Why I Wrote This Comparison
Over the past four years, I've used all three of these tools in production. MLflow was the first experiment tracker I set up back in 2022 when our team of three was training fraud detection models. We switched a computer vision project to Weights & Biases in 2023 because a colleague swore by the visualization tools. Then in 2024, I evaluated Neptune for a client engagement where neither MLflow nor W&B quite fit.

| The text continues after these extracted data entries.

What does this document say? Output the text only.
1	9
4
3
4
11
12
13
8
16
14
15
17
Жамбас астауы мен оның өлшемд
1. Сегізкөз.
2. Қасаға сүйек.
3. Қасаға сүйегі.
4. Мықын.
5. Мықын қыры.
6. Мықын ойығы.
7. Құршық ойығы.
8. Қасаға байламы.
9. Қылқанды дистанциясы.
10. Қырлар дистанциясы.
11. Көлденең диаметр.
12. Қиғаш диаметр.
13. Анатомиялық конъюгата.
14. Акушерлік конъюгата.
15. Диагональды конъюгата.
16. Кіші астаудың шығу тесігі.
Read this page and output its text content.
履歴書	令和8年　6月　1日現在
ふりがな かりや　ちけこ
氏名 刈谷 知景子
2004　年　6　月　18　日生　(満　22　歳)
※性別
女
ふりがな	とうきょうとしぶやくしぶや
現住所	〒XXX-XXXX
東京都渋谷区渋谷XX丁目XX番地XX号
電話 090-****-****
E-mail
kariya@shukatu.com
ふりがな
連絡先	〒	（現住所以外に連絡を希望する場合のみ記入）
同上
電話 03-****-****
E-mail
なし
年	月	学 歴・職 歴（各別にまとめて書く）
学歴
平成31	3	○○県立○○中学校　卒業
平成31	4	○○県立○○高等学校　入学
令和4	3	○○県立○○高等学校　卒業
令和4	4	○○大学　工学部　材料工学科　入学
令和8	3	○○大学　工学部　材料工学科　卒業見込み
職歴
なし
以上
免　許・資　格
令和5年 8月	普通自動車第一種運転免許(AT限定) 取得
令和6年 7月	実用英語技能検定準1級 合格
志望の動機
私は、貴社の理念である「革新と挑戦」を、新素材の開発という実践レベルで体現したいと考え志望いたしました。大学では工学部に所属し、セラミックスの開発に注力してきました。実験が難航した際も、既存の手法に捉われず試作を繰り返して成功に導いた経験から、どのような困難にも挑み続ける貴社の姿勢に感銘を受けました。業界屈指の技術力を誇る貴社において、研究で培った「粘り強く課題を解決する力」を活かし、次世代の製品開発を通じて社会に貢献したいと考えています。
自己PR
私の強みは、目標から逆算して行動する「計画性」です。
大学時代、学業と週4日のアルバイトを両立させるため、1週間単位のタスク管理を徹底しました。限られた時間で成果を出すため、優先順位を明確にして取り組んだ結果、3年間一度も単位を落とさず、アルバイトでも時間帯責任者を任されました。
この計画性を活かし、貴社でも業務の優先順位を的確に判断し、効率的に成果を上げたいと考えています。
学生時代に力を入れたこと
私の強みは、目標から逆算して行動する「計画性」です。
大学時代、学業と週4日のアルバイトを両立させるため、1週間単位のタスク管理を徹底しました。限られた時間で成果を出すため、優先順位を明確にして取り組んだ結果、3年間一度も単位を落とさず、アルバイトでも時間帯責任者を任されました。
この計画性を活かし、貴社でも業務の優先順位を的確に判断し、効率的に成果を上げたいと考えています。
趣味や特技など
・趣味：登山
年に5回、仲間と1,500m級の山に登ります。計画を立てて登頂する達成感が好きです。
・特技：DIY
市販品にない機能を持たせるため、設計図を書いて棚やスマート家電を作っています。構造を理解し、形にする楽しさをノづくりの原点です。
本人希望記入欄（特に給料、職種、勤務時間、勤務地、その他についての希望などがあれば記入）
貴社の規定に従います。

Most comparisons I've read online are either thinly disguised marketing pieces or quick feature-matrix screenshots from documentation. This is neither. I'm going to walk through what it's actually like to use each tool day to day, what breaks when you push them hard, and which one I'd pick for different scenarios. If you're searching for the best ML experiment tracker in 2026 or trying to decide between MLflow vs Weights and Biases, this is the guide I wish had existed when I started.
Logging the Same Training Run in All Three Tools
Let's start with code. Here's a straightforward scikit-learn training run—a gradient boosting classifier on tabular data—logged to each platform. Same model, same hyperparameters, three different tracking libraries.
MLflow
import mlflow
import mlflow.sklearn
from sklearn.ensemble import GradientBoostingClassifier
from sklearn.model_selection import train_test_split
from sklearn.metrics import accuracy_score, f1_score, roc_auc_score
import pandas as pd
# Load your dataset
df = pd.read_parquet("features.parquet")
X_train, X_test, y_train, y_test = train_test_split(
df.drop("target", axis=1), df["target"],
test_size=0.2, random_state=42
)
# Set the tracking server (self-hosted)
mlflow.set_tracking_uri("http://mlflow.internal:5000")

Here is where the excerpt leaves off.